Title Hours ECTS Learning Outcomes
Type: Directed      
Seminars 20 0.8
The whole group classroom course 10 0.4
Type: Supervised      
Supervision time, tutorials and assessment 20 0.8
Type: Autonomous      
Autonomous work 50 2


Assessment is the tool that collects both the process and the results of learning. 

Reflecting on the course will be periodically promoted, facilitating any necessary adjustments. Taking into account whatever adjustments the group lecturer may deem necessary, the following will be assessed:

Evidence of Learning: 

The Group-Learning Portfolio represents 33% of the final course grade. The portfolio contains the proposed activities for each content block. This is a formative-assessment tool.

 At the beginning of each course, each group’s lecturer will define the procedure by which working teams will be formed. The learning Portfolio has distinct blocs, each with its corresponding submissions. Additionally, a review of the learning portfolio constitutes a final submission. In this final submission, written reviews must respond to the lecturer’s feedback.

 Each content block must be submitted, through Moodle, a week after the end of the block. Failure to submit within the arranged period will result in failure. This failed block may still be included as part of the final submission, but can be awarded a maximum grade of 6.0. The Final Portfolio must be submitted 24 hours before the final individual test. The specific schedule for each group will be available in the course syllabus. 

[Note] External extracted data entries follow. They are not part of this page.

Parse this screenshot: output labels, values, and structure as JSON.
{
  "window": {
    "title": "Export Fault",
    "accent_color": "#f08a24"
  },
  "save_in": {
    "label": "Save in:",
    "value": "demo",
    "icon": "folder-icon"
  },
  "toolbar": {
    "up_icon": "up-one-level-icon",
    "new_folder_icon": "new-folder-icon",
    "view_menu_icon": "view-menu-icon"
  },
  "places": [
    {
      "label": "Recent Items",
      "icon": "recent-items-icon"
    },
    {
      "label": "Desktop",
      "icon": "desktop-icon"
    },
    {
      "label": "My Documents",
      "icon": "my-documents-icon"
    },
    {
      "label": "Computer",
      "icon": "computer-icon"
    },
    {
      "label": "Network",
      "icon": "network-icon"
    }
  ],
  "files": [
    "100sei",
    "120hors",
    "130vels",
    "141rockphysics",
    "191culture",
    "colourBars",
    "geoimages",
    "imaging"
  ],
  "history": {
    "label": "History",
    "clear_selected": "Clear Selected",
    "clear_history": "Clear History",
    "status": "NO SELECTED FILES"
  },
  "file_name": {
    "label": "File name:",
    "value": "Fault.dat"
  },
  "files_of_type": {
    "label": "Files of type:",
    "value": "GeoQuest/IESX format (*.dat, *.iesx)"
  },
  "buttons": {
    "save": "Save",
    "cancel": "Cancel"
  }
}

If a contribution made by one of the group members is inferior to expectations or is otherwise insufficient, the lecturer may opt to award this student a grade distinct to that awarded to the rest of the group. A student whose contribution to group work is insufficient may fail the teamwork assessment, even if the group’s overall grade is positive. When the lecturer has assessed an activity, each team will then be able to decide the distribution of the total grade. The grade of each Learning Portfolio block will be multiplied by thenumber of team members. The team can decide on the distribution of the total grade in accordance with each participant’s contributing grade.


Producing and presenting an inquiry-based education-action proposalrepresents 15% of the final course grade. The lecturer will indicate presentation format and characteristics.

The Individual test represents 35% of the final course grade. This consists of a case analysis study and combines an oral and a written component. The test will take place in the class after the end of the last block.

Finally, the final grade will be weighted with 17% from individual reflections and individual evidence, in addition to communicative competence and participation in class, as demonstrated throughout the course (interventions, active participation, etc.).


Assessment Criteria

 Attendance and participation, active involvement and reasoned contributions. Students must attend a minimum of 80% of the classes (both plenary classes and seminars). Punctuality will be taken into account.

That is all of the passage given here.